Les tenants de cette dernière thèse ont décidé qu’Angelina Jolie est une infidèle. Point et retour à la ligne… où commence le sous-développement mental. Ces gens-là, bien évidemment, ne pensent pas une seule seconde qu’en réfléchissant comme ils le font, ils ont pris la place de Dieu pour décider qui est croyant et qui ne l’est pas, décider de ceux qui ont fait œuvre pie et les autres. Ils se sont emparés des clés du paradis afin d’y admettre qui ils veulent et d’en exclure ceux qui ne répondent pas à leurs critères, autoproclamés. N’est-il donc pas admis que c’est Dieu, et lui seul, qui estime la nature de nos actes et qui décide de ceux qui iront au paradis et des autres qui brûleront en enfer ?

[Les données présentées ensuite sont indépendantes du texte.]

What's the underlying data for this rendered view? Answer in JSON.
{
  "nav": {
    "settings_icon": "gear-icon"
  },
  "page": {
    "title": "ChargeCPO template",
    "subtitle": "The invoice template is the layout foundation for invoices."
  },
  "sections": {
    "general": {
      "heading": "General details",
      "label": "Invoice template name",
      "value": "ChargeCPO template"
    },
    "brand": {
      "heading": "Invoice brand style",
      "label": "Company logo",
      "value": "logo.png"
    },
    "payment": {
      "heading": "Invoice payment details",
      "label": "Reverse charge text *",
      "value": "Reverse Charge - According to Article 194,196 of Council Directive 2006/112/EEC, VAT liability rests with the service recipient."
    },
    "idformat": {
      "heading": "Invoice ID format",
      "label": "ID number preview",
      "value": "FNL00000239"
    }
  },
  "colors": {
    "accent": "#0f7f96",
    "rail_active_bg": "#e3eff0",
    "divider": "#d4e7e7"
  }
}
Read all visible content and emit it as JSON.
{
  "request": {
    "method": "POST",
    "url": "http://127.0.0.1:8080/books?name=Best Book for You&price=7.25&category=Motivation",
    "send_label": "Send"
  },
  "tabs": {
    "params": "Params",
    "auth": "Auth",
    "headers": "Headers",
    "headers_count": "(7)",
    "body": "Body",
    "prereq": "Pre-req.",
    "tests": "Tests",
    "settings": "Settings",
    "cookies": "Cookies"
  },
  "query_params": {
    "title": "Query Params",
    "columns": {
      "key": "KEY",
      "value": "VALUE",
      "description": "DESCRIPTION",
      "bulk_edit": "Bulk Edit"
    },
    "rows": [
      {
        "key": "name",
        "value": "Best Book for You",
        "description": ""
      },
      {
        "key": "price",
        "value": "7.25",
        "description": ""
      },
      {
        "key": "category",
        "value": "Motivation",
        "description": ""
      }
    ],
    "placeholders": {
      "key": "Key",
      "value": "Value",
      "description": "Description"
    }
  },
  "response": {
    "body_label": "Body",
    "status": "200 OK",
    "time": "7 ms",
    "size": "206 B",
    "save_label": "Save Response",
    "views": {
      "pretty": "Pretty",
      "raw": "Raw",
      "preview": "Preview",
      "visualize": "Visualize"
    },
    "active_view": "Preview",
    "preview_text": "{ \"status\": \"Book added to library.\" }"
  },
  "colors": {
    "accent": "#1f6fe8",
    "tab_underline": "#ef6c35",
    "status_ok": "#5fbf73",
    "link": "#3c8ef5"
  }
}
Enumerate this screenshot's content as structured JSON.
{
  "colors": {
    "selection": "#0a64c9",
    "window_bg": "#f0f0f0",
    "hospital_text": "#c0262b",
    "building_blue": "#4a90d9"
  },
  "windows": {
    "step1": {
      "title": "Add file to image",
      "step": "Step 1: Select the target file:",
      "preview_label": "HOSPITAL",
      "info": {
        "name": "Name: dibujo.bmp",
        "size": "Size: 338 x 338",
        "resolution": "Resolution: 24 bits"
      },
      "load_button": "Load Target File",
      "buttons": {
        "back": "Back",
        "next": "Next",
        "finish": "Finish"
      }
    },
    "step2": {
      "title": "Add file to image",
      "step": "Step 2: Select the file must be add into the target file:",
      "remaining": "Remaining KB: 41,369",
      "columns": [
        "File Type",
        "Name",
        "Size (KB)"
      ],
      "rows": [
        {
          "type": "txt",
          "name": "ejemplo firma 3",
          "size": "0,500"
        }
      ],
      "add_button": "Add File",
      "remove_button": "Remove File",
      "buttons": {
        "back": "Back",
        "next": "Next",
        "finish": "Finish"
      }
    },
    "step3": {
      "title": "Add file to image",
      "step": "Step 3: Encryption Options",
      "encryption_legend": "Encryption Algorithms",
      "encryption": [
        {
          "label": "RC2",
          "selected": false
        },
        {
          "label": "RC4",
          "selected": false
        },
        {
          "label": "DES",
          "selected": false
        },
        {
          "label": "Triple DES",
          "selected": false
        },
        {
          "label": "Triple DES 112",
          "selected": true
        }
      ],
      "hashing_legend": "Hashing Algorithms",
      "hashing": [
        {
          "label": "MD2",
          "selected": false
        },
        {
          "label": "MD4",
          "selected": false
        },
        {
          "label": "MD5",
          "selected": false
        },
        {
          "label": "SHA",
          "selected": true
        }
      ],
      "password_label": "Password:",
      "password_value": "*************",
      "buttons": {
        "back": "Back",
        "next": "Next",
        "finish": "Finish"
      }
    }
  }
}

Mais il y a d’autres « penseurs », qui s’interrogent : Angelina Jolie doit-elle bénéficier de nos prières pour son rétablissement, voire sa guérison, ou alors ces prières devraient-elles aller en priorité aux malades et blessés de Gaza, de Syrie et d’Irak, qui doivent avoir la prééminence de nos supplications ? Mais, bien entendu, ces gens-là qui pensent ainsi ne songent aux populations sinistrées de ces pays que quand il s’agit de répondre et de faire surenchère à ceux qui évoquent les malades des pays riches. Et il est bien possible qu’Angelina Jolie ait fait pour les blessés des pays arabes en guerre bien plus que ces gens assis devant leurs ordinateurs, recensant les actes de l’actrice souffrante.

Mais, globalement, si ces personnes ont le plein droit de ne réserver leurs prières qu’aux blessés d’Irak et de Syrie (en espérant qu’ils n’en excluent pas les chrétiens), il nous appartient à notre tour de faire montre de solidarité avec l’humanité…

Supplanter Dieu dans le jugement des croyances des gens est une posture qui dépasse le cas récent d’Angelina Jolie ; ce comportement est devenu habituel, routinier. Sur les réseaux sociaux, chacun s’arroge le droit d’émettre des jugements sur la mécréance, la foi ou l’athéisme de son prochain. Mais posons-leur cette question : « Devrions-nous considérer les criminels de guerre musulmans, les corrompus et détourneurs de biens publics musulmans, les tueurs, les voleurs et les violeurs musulmans (sachant qu’ils ne sont musulmans que par défaut et non par choix) comme plus pieux et plus aptes à bénéficier de nos prières que des gens, non musulmans mais ayant de très hautes valeurs morales ? ».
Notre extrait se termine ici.